Our large-scale ontology includes millions of concepts, relations and expressions. We refer to the core ontological units as “synsets” and “relations”. Synsets represent a segment of concepts considered semantically synonymous for the purpose of collecting data. Relations symbolize connections to concepts via links, predicates and properties. Mathematically, concepts are plotted as nodes in a graph with labeled, directed edges.

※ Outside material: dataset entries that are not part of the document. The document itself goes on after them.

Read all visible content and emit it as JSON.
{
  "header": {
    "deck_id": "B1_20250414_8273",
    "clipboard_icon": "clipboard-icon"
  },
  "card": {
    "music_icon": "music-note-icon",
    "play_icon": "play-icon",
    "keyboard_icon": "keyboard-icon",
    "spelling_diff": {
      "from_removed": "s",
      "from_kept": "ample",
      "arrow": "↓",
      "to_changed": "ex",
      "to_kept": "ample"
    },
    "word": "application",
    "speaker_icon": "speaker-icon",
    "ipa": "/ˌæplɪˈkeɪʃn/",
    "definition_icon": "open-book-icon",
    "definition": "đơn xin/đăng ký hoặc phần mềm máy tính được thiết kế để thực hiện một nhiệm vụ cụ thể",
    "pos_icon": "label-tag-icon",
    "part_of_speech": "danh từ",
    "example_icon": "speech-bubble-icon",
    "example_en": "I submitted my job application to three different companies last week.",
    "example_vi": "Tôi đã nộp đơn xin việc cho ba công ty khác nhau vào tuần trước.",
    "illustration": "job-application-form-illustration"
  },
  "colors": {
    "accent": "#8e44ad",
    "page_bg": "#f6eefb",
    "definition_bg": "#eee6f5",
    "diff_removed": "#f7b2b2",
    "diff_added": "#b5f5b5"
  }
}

Language Independent: Our ontology represents knowledge independently of how languages express it. Our method argues against representing language-specific properties in the ontology because, while they are relevant in text processing, they work orthogonal to knowledge or semantics. For example, inflectional changes that alter the grammatical function of a word, derivational morphology that builds new words from existing ones, syntactic properties that govern the structure of sentences and the various phonetic sounds each language applies to word patterns, work independently of the collected meanings and relationships between these words. Including them would counter the intended purpose of creating a uniform ontology that can be separately tailored to suit any language.
Similar to the multitude of neural pathways in the human brain, our ontology is represented visually as a vast, interconnected graph of concepts comprised of Individuals, Classes, Attributes and Relations. We use multiple types of relations to link concepts. For example, “Microsoft is a company”, connects to the fact Microsoft also has a CEO, develops software and has headquarters based in Seattle.
Language Specific Lexicons are particular concepts that correlate to different words depending on the language, such as “shoe” in English, “chaussure” in French and “ботинок” in Russian. Compositional rules that capture the potentially infinite combinations of concepts encoded in specific languages. For example, a single rule can represent thousands of possible ways to detect the relationship between two words that connect nationality to a type of person like “German athlete”, “Italian lawyer”, “Japanese writer” and “French actor.”
Our sophisticated lexicon is able to instinctively detect polysemy within a chain of text. Polysemy refers to a word, phrase or symbol that has more than one meaning, but each potential meaning is drawn from the computed relationships within the network of words themselves. For example, the word “bond” could mean a financial instrument, a type of glue, a character from a spy movie or a chemical phenomenon. By anchoring the word “bond” to all available and appropriate concepts within the ontology, we enable the system to access the various interpretations of that word, immediately and directly during query analysis or document indexing.
An onomasticon is a list or collection of proper names, or a list or collection of specialized terms, as those used in a particular field or subject. The internal onomasticon which is made up of imports from third party sources. The platform leverages data from open source repositories (both open and closed), giving us deep insight into specific topics that we do not have to maintain ourselves. These include sources like Wikipedia for information on famous people, events and organizations or Gazetteers for answers on geographic locations like mountains, rivers, cities and more.
Our brains are wired to store knowledge, reason on it and put it to use. For example, we learn how a car works, the rules of the road and how to read traffic signs that we put in practice behind the wheel for the purpose of transportation. Our technology works the same in that it collects data and rates various possibilities of intent connecting the data, to offer the most likely solution to a query. In a query that contains the word ‘target,’ our technology knows ‘target’ is a type of bullseye, a stated goal or a department store, and then chooses which one depending on the relationship to the rest of the query. NTENT uses its Knowledge Base to humanize queries through an extensive Ontology, Language Specific Lexicons and Open Source Knowledge Repositories.